Hey there, time traveller!
This article was published 11/9/2013 (960 days ago), so information in it may no longer be current.
FLIN FLON -- Rick Morris has a new lease on life.
A firefighter-paramedic in Thompson, Morris suffered a severe neck injury during a 2004 blaze when both his partner and a section of building fell on his head.
"For eight years I basically suffered every day," says Morris, 44.
Then one day last fall, Morris visited the Northern Health Region Pain Clinic, based in the Thompson General Hospital.
After a single medial branch block procedure (needles, no scalpels), Morris reported at least a 60 per cent improvement to his chronic pain.
Not only has he maintained this new level of functioning, his doctor is confident that in time the pain will further diminish.
"My outlook on life now is a lot different from what it was a year ago," says Morris, now deputy chief of the Thompson Fire and Emergency Services Department.
Morris is just one of many success stories from the NHR Pain Clinic, which quietly opened in September of 2012 with a $350,000 capital investment from the NHR and the provincial government.
The NHR Pain Clinic is Manitoba's first and only pain clinic outside of Winnipeg. And it's on par with what is offered in the provincial capital, for only in the rarest of circumstances are patients sent south for more elaborate care.
Despite that, the clinic remains something of a well-kept secret, though that is bound to change.
In its first year, the clinic has had more than 760 visits from northern patients from as far away as Lac Brochet and Tadoule Lake.

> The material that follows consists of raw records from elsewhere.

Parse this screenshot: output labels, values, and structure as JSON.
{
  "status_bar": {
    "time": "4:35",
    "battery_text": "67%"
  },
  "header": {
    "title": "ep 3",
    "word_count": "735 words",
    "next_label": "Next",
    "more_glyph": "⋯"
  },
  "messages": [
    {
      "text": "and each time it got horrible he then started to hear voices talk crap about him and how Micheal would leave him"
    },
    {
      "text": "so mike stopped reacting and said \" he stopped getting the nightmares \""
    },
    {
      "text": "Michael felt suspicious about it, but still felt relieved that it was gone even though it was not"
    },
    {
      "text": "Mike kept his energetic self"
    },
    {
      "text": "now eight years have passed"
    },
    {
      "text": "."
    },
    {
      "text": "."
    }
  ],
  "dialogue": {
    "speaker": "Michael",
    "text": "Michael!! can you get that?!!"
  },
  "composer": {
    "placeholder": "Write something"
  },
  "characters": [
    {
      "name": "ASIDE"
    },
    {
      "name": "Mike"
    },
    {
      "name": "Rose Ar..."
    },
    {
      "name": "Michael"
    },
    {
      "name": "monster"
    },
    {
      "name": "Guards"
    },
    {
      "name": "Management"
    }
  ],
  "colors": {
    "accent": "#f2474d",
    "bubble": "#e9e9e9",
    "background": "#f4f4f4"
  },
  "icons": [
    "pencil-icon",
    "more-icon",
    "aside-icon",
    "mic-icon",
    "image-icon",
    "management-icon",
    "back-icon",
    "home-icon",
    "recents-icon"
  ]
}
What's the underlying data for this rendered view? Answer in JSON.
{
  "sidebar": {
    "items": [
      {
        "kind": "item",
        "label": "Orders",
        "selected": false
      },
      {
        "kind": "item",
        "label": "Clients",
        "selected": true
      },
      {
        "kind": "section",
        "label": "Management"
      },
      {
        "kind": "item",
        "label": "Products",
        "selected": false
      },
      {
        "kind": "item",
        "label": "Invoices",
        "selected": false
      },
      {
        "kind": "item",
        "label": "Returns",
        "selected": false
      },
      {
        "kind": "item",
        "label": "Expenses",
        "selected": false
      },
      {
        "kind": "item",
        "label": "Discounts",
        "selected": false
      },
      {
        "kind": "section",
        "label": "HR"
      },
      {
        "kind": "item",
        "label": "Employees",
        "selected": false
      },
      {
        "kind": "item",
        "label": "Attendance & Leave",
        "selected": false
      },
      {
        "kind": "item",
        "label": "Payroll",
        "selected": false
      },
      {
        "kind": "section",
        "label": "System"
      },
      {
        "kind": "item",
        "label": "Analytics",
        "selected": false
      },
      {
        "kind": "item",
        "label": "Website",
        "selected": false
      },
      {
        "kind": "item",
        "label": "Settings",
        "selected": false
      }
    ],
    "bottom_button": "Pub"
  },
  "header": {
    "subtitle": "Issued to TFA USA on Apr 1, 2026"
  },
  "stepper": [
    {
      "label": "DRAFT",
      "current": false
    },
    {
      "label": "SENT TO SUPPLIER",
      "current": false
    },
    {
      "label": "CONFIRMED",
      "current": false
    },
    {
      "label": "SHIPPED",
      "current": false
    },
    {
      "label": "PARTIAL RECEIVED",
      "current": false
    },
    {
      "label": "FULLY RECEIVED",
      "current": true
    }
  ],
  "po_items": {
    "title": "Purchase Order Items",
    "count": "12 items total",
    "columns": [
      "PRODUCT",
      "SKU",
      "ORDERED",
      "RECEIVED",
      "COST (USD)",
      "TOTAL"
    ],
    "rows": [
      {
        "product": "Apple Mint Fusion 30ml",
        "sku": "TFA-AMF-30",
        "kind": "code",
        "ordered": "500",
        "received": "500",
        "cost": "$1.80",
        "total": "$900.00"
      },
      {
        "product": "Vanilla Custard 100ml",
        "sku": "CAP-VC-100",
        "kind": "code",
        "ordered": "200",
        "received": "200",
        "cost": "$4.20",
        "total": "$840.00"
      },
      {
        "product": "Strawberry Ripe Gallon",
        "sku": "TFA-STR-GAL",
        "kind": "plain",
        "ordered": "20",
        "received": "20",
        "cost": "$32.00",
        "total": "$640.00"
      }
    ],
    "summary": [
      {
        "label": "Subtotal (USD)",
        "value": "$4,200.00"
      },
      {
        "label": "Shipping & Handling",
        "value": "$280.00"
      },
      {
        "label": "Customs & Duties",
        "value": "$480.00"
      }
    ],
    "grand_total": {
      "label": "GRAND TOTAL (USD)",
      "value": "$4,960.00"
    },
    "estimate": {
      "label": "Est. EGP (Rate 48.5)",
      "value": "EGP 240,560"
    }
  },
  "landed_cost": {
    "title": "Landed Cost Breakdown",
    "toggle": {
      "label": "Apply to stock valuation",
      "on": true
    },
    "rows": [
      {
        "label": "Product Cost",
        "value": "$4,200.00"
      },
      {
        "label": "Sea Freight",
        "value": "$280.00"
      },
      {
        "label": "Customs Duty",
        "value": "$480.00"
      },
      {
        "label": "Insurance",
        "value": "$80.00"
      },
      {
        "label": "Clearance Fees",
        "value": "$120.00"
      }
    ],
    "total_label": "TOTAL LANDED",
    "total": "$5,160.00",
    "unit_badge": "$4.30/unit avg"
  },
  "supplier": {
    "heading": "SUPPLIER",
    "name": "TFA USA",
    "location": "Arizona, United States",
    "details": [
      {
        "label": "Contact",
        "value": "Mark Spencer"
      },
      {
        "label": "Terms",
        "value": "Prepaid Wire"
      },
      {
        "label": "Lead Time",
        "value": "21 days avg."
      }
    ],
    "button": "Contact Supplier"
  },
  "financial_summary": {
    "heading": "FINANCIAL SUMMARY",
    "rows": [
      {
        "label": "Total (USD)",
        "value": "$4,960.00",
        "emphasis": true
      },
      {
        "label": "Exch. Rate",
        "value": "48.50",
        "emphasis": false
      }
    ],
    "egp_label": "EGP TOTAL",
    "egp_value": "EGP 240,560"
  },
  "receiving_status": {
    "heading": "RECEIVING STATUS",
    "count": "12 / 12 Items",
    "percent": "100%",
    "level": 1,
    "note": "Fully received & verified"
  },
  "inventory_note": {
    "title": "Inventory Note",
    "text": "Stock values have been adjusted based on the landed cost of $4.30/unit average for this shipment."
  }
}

They predominantly suffer from back pain or headaches that have not responded to conventional treatment. Others have pain stemming from cancer or complex regional pain syndrome.
Even the smallest of pain reductions can be life-changing, bringing immense satisfaction to Drs. Howard Intrater and Chandran Baker, the respected Winnipeg pain specialists who are at the clinic four days a month.
"Practising within the field of chronic pain management is both a challenging and interesting area for an anesthesiologist," says Dr. Baker. "When I see first-hand the profound impact it has on the personal, professional and family lives of patients, it's hard not to be humbled."
Helga Bryant, CEO of the NHR, hopes the clinic is an arrow through the heart of the long-held notion that northerners must venture to Winnipeg for the so-called best care.
"If we are to truly realize our vision of healthy people in a healthy north, then we need to always strive to provide the right care, at the right time, in the right place," Bryant says.
"Our goal will always be to provide care close to home to better meet the needs of our patients and their families' needs. That only makes sense."
Indeed, the pain clinic will eventually be a part of Thompson's expanded Northern Consultation Clinic, meaning even more specialized medical services for northerners.
"We continually are in conversation with additional specialists to expand the services we are providing," says Dr. Hussam Azzam, chief medical officer for the NHR, who first envisioned a northern pain clinic.
"That said, we are very tight for space and need to expand the Northern Consultation Clinic to make room for more specialists to practise. That's why we are excited at the prospects of expanding the clinic and welcome the government's ongoing commitment to that goal."
But why a pain clinic when surely many other health-care specialities would benefit a segment of the northern populace? Bryant says the facility results from "a combination of need and opportunity."
"The incidence of chronic pain is high, given our population base," she says. "When you couple that fact with the inherent problems of travel that is more difficult and painful for chronic pain sufferers, an in-region solution became preferable."
And few are as grateful for that decision as Rick Morris.
"It's needed up here for sure," he says.
Jonathon Naylor is editor of the Reminder newspaper in Flin Flon.